Guerra and Ciurana [72] fabricated the stents with the FDM technique and observed the expansion of the strut width (0.519 mm) as compared to the designed value (0.4 mm), which was very high as observed in the present work (i.e. 0.5 to 0.57 mm). Puppi et al. [22] fabricated a PCL stent by computer-aided wet spinning (CAWS) technique and observed shrinkage in the strut width from 0.35 to 0.318 mm. The radial compression load was 0.317 N and 0.015 N, which was lower than the 3.93 N observed in the current work. Ansari et al. [73] fabricated a PCL tube for vascular application by using the solvent casting method and observed the radial compression load equal to 1.08 N with a wall thickness of 0.3 mm. The present study results outperformed the above-mentioned references. The reinforcement of the CIP particles in PCL has clearly shown the advantage of enhancing mechanical properties in the present work.

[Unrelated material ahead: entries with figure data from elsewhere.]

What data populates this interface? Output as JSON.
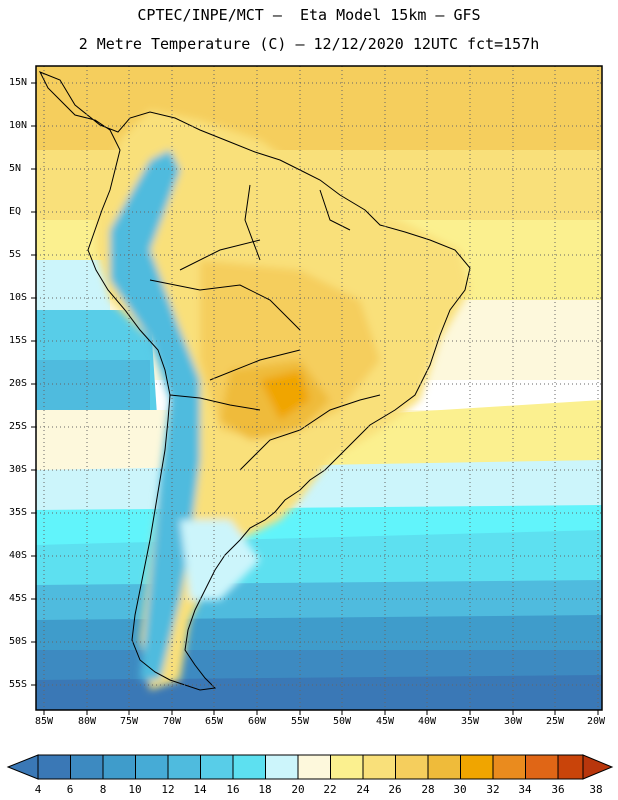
{
  "title": {
    "line1": "CPTEC/INPE/MCT –  Eta Model 15km – GFS",
    "line2": "2 Metre Temperature (C) – 12/12/2020 12UTC fct=157h"
  },
  "map": {
    "lat_labels": [
      "15N",
      "10N",
      "5N",
      "EQ",
      "5S",
      "10S",
      "15S",
      "20S",
      "25S",
      "30S",
      "35S",
      "40S",
      "45S",
      "50S",
      "55S"
    ],
    "lon_labels": [
      "85W",
      "80W",
      "75W",
      "70W",
      "65W",
      "60W",
      "55W",
      "50W",
      "45W",
      "40W",
      "35W",
      "30W",
      "25W",
      "20W"
    ]
  },
  "colorbar": {
    "labels": [
      "4",
      "6",
      "8",
      "10",
      "12",
      "14",
      "16",
      "18",
      "20",
      "22",
      "24",
      "26",
      "28",
      "30",
      "32",
      "34",
      "36",
      "38"
    ],
    "colors": [
      "#3a78b6",
      "#3d8ac1",
      "#3f9ccb",
      "#46abd6",
      "#4fbbde",
      "#58cde8",
      "#5de0f0",
      "#61f4fb",
      "#ccf5fb",
      "#fdf8dc",
      "#fbf08f",
      "#f9e07a",
      "#f5ce5d",
      "#efbb3a",
      "#f0a500",
      "#ea8b1e",
      "#e06616",
      "#c9440a",
      "#b8360c"
    ]
  }
}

Furthermore, to check the distribution of the CIP particles in the fabricated stent at optimized parameters, EDX mapping was conducted (ref. Fig. 18). The distribution of the CIP particles was obtained to be approximately homogenous by the SC-3DP method.

Fig. 18
figure 18

EDX mapping on the sample fabricated at the optimized parameters

4 Conclusions

In the present study, the process parameters of the solvent cast 3D printing (SC-3DP) technique were analysed for the fabrication of bioresorbable polymer composite stents on the rotating mandrel. The method gives freedom to fabricate interconnected cell shape stents without the support and fabricate polymer-metal composites. Response surface methodology (RSM) was used to develop statistical models, and further multi-objective optimization technique based on genetic algorithm was used to minimize geometry shrinkage and maximize compression properties and flexibility. The various points concluded from the current work are given below:

  1. 1.

    The EDX peaks described the successful reinforcement of CIP in the PCL matrix in the fabricated stents without any contamination.

  2. 2.

    The printing speed and layer thickness were observed as significant factors and having essential contributions over the shrinkage in strut width and strut thickness, radial compression load and flexibility of the polymer composite stents. The higher value of the shrinkage percentage in strut width and strut thickness was observed at a high speed of printing and a small value of the layer thickness. It was due to the stretching and overdeposition of the material by high printing speed.

  3. 3.

    The mechanical properties of the printed stents were also dependent upon the interaction of printing speed and layer thickness. The maximum radial compression load and load for bending were observed at the small layer thickness and slow printing speed.

  4. 4.

    The optimized output responses were found to have − 12.80% shrinkage in strut width, 1.90% shrinkage in strut thickness, 4.12 N radial compression load and 1.13 N load for bending with obtained optimized process parameters such as CIP (%) equal to 1.08%, printing speed equal to 8.02 mm/s and layer thickness equal to 0.2 mm. The low bending load describes the higher flexibility of the stent up to 1.5 mm displacement.

The optimized parameters would be used to fabricate different topological ordered shapes of the stents in the near future. The work would also be extended to the fabrication of patient-specific stents using computer tomography scan data as a case study.